Bayram sabahları, bayram namazı kılmak için, çoluk çocuk yaşlısı ve
genciyle camide namaz kılar, daha sonra cami içerisinde büyükler önlerde
sıra oluşturur, içerideki herkes bayramlaşırdı. Yürekler bir olur,
gönüller sevgi dolardı. Bayramlaşmadan sonra camidekiler kabristan
ziyaret ederdi. Kabristan ziyareti büyük bir katılım olur, insanlar
mezarlığa giderek dua ederlerdi. "Duanız olmasa ne ehemmiyetiniz var?
Ayetini iyi biliyorlardı. Duâ, Allah ile kul arasında kuvvetli bir
bağdır. Başka bir ifade ile kulun düşüncesinin Rabb'e arz edilmesi
şeklidir duâ. Yasinler, Fatihalar okunarak tamamlanırdı mezarlık
ziyareti… Sonra herkes sessizce evine dağılırdı.
Bayram sofrası ile devam ederdi. Ayranaşı ile başlayan bayram
yemeği, su böreği, sarmalar, börekler, keteler, baklavalar ile devam
eder. Demli bir çay, bayram şekerleri, şeker isteyen çocuklar, bir telaş
bir koşturmaca. Tabi bu bayramlar çocukluğumuzun bayramlarıydı.

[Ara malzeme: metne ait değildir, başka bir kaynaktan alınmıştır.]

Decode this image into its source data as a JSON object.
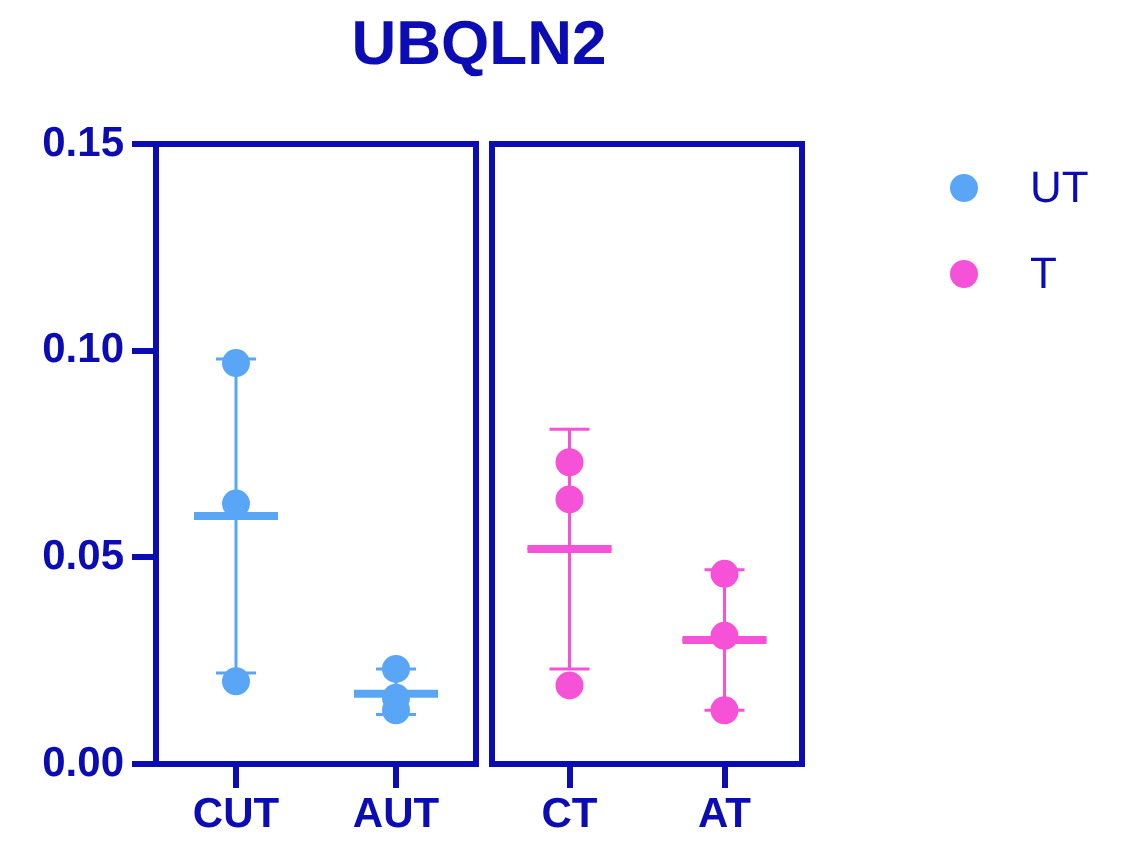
{
  "chart_data": [
    {
      "type": "scatter",
      "title": "UBQLN2",
      "categories": [
        "CUT",
        "AUT"
      ],
      "series": [
        {
          "name": "UT",
          "color": "#5aa6f6",
          "x": [
            "CUT",
            "CUT",
            "CUT",
            "AUT",
            "AUT",
            "AUT"
          ],
          "values": [
            0.097,
            0.063,
            0.02,
            0.023,
            0.016,
            0.013
          ],
          "marker": "circle"
        },
        {
          "type": "box",
          "color": "#5aa6f6",
          "boxes": [
            {
              "low": 0.022,
              "q1": 0.06,
              "median": 0.06,
              "q3": 0.06,
              "high": 0.098
            },
            {
              "low": 0.012,
              "q1": 0.017,
              "median": 0.017,
              "q3": 0.017,
              "high": 0.023
            }
          ]
        }
      ],
      "ylim": [
        0,
        0.15
      ],
      "yticks": [
        {
          "value": 0,
          "label": "0.00"
        },
        0.05,
        {
          "value": 0.1,
          "label": "0.10"
        },
        0.15
      ],
      "legend": "right"
    },
    {
      "type": "scatter",
      "categories": [
        "CT",
        "AT"
      ],
      "series": [
        {
          "name": "T",
          "color": "#f652d8",
          "x": [
            "CT",
            "CT",
            "CT",
            "AT",
            "AT",
            "AT"
          ],
          "values": [
            0.073,
            0.064,
            0.019,
            0.046,
            0.031,
            0.013
          ],
          "marker": "circle"
        },
        {
          "type": "box",
          "color": "#f652d8",
          "boxes": [
            {
              "low": 0.023,
              "q1": 0.052,
              "median": 0.052,
              "q3": 0.052,
              "high": 0.081
            },
            {
              "low": 0.013,
              "q1": 0.03,
              "median": 0.03,
              "q3": 0.03,
              "high": 0.047
            }
          ]
        }
      ],
      "ylim": [
        0,
        0.15
      ],
      "tick_labels": "x",
      "legend": "right"
    }
  ]
}
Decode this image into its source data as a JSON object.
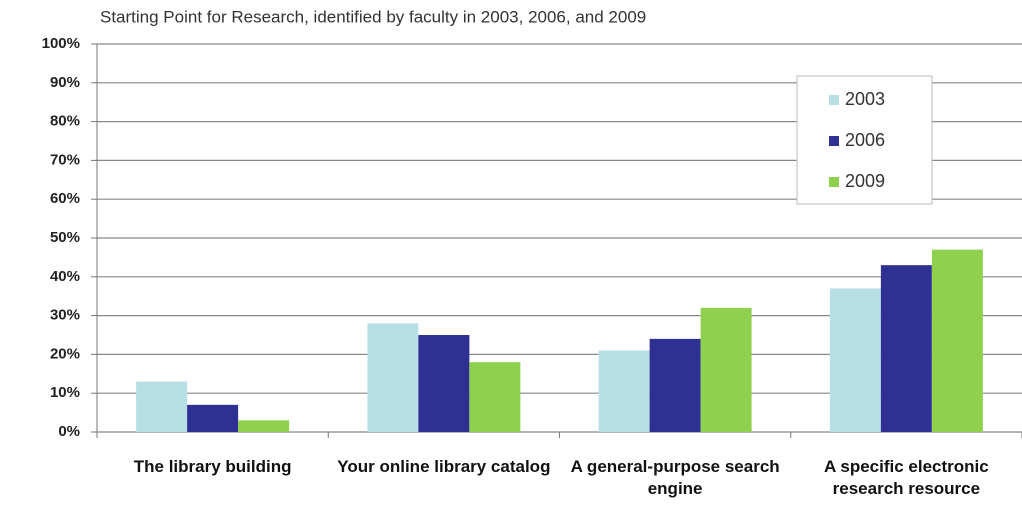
{
  "chart_data": {
    "type": "bar",
    "title": "Starting Point for Research, identified by faculty in 2003, 2006, and 2009",
    "categories": [
      "The library building",
      "Your online library catalog",
      "A general-purpose search engine",
      "A specific electronic research resource"
    ],
    "series": [
      {
        "name": "2003",
        "color": "#b7dfe4",
        "values": [
          13,
          28,
          21,
          37
        ]
      },
      {
        "name": "2006",
        "color": "#2e3192",
        "values": [
          7,
          25,
          24,
          43
        ]
      },
      {
        "name": "2009",
        "color": "#8fd14f",
        "values": [
          3,
          18,
          32,
          47
        ]
      }
    ],
    "ylim": [
      0,
      100
    ],
    "yticks": [
      {
        "value": 0,
        "label": "0%"
      },
      {
        "value": 10,
        "label": "10%"
      },
      {
        "value": 20,
        "label": "20%"
      },
      {
        "value": 30,
        "label": "30%"
      },
      {
        "value": 40,
        "label": "40%"
      },
      {
        "value": 50,
        "label": "50%"
      },
      {
        "value": 60,
        "label": "60%"
      },
      {
        "value": 70,
        "label": "70%"
      },
      {
        "value": 80,
        "label": "80%"
      },
      {
        "value": 90,
        "label": "90%"
      },
      {
        "value": 100,
        "label": "100%"
      }
    ],
    "grid": true,
    "legend": "upper right"
  }
}
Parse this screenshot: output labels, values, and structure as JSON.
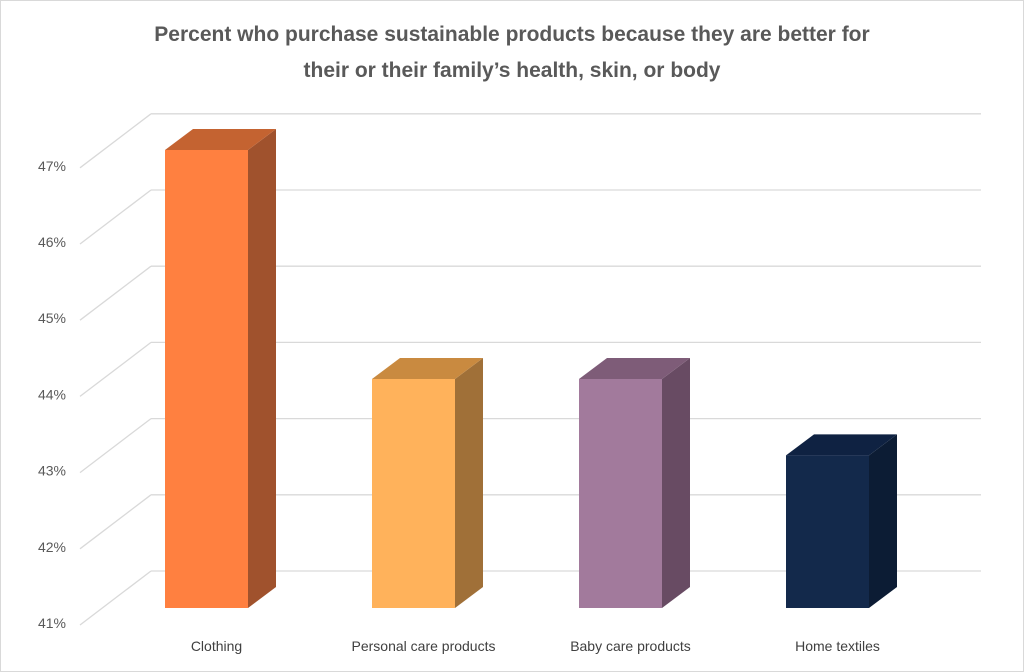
{
  "chart_data": {
    "type": "bar",
    "style": "3d-column",
    "title": [
      "Percent who purchase sustainable products because they are better for",
      "their or their family’s health, skin, or body"
    ],
    "categories": [
      "Clothing",
      "Personal care products",
      "Baby care products",
      "Home textiles"
    ],
    "values": [
      47,
      44,
      44,
      43
    ],
    "value_unit": "%",
    "ylim": [
      41,
      47
    ],
    "yticks": [
      "41%",
      "42%",
      "43%",
      "44%",
      "45%",
      "46%",
      "47%"
    ],
    "grid": true,
    "legend": "none",
    "colors": [
      {
        "front": "#FF8040",
        "side": "#A0522D",
        "top": "#C46331"
      },
      {
        "front": "#FFB25B",
        "side": "#A07038",
        "top": "#C98A40"
      },
      {
        "front": "#A27A9C",
        "side": "#684B63",
        "top": "#7E5C78"
      },
      {
        "front": "#13294B",
        "side": "#0C1C34",
        "top": "#0F2242"
      }
    ]
  }
}
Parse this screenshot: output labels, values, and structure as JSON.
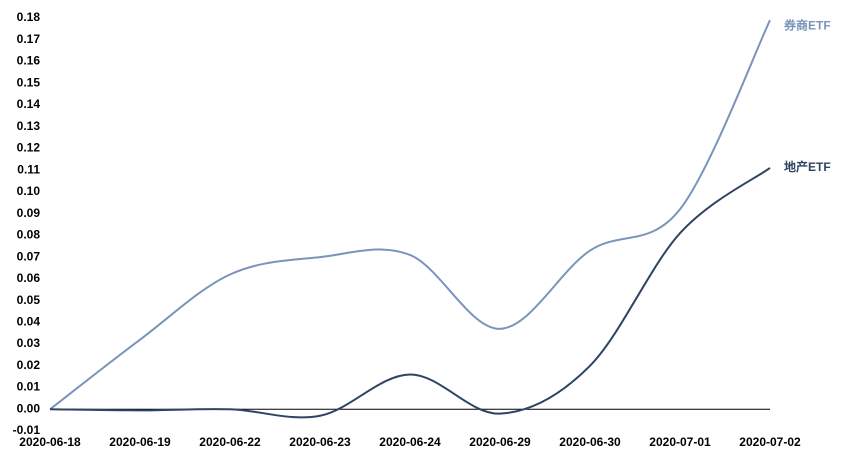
{
  "chart_data": {
    "type": "line",
    "categories": [
      "2020-06-18",
      "2020-06-19",
      "2020-06-22",
      "2020-06-23",
      "2020-06-24",
      "2020-06-29",
      "2020-06-30",
      "2020-07-01",
      "2020-07-02"
    ],
    "series": [
      {
        "name": "券商ETF",
        "color": "#7a94bb",
        "values": [
          0,
          0.032,
          0.062,
          0.07,
          0.071,
          0.037,
          0.073,
          0.092,
          0.179
        ]
      },
      {
        "name": "地产ETF",
        "color": "#2e4463",
        "values": [
          0,
          -0.0005,
          0,
          -0.003,
          0.016,
          -0.002,
          0.02,
          0.081,
          0.111
        ]
      }
    ],
    "ylim": [
      -0.01,
      0.18
    ],
    "yticks": [
      -0.01,
      {
        "value": 0,
        "label": "0.00"
      },
      0.01,
      0.02,
      0.03,
      0.04,
      0.05,
      0.06,
      0.07,
      0.08,
      0.09,
      {
        "value": 0.1,
        "label": "0.10"
      },
      0.11,
      0.12,
      0.13,
      0.14,
      0.15,
      0.16,
      0.17,
      0.18
    ]
  }
}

Günümüzde şeker toplamada yaşanan olumsuz durumlardan dolayı iyice
azaldı. Artık şeker toplayan çocuklarda büyükşehirlerde yok denecek
kadar az.
Bayramlar o kadar önemsenirdi ki, gelişi bütün bir yıl beklenir ve
gidişindeki keder de ancak böyle bir ikinci geliş ümidiyle hafifler;
sevinç olur, beklenen bir neşeye dönüşür.
Ramazan Bayramının insanlar arasında ayrı bir yeri vardır. Çünkü
Ramazan
Bayramı, her gün tutulan orucun iftar vaktindeki sevinci
gibi, tutulan bir aylık orucun toplu bir iftar sevincini ifade eder. Bir
ay gibi uzun bir süreyle, özellikle Ramazan'ın yaz mevsimine denk
geldiğinde sıcak günlerde nefislerine oruç tutturan Müslümanlar, sabır
imtihanını vererek manevi sorumluluktan kurtulmanın sevincini Ramazan
Bayramında yaşama imkânına kavuşurlar.
Bayramı sünnette yer aldığı gibi bayrama önceden hazırlanmak, temiz ve
güzel elbiseleri giymek, gusletmek, dişleri fırçalamak, güzel kokular
sürünmek, güler yüzlü olmak, namazdan önce Ramazan Bayramında hurma vb.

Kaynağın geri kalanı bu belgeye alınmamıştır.